In tender responses, the register demonstrates that the supplier understands the specific contract environment. Risks might include resident access, mobilisation delay, labour shortages, data migration, supply-chain failure, asbestos, weather, approvals or performance dependencies.

The document should become a live contract-management tool after award. Risks must be reviewed, escalated and closed with evidence rather than filed away after submission.

Why it matters

It demonstrates that delivery threats have been considered and will be actively managed.

How buyers use it

The buyer reviews risk information to assess delivery maturity, contract understanding and whether proposed controls reduce exposure to an acceptable level.

What suppliers should do

  1. Identify contract-specific causes and consequences.
  2. Score likelihood and impact consistently.
  3. Assign named owners and review dates.
  4. Define mitigation, triggers and contingency actions.
  5. Link key risks to mobilisation and governance.

Where it fits in the process

  1. 1Risk identified
  2. 2Likelihood and impact assessed
  3. 3Owner and mitigation assigned
  4. 4Triggers monitored
  5. 5Risk reviewed, escalated or closed

Frequently asked questions

How many risks should we include?

Include the material risks needed to demonstrate understanding; relevance matters more than volume.

What is the difference between mitigation and contingency?
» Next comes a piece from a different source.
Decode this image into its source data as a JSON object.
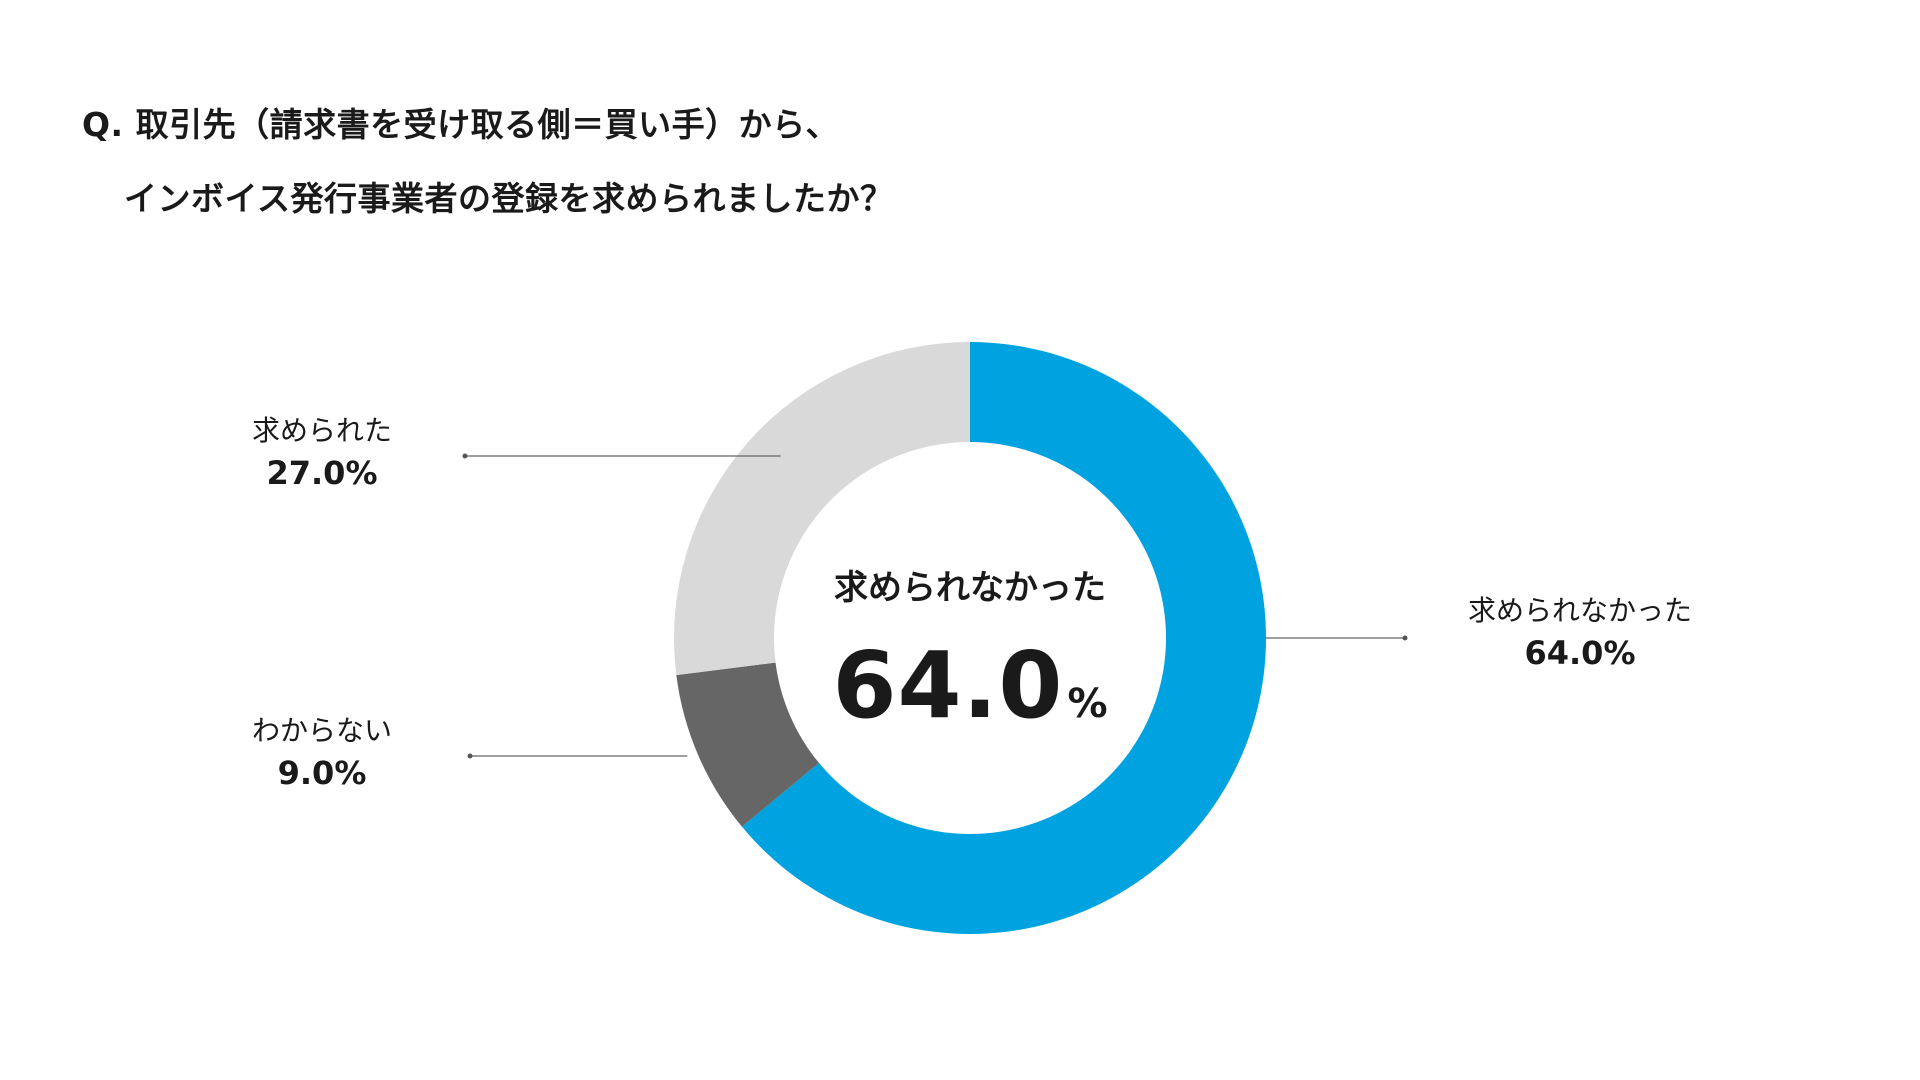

Mitigation reduces likelihood or impact before the event; contingency describes the response if it occurs.

Should opportunities be included?

Some organisations maintain combined risk and opportunity registers, but follow the tender requirement.

Who should own a risk?

A named role with authority and responsibility to manage it, not a generic department.

Does the register need updating after award?

Yes. It should support mobilisation, governance and ongoing contract management.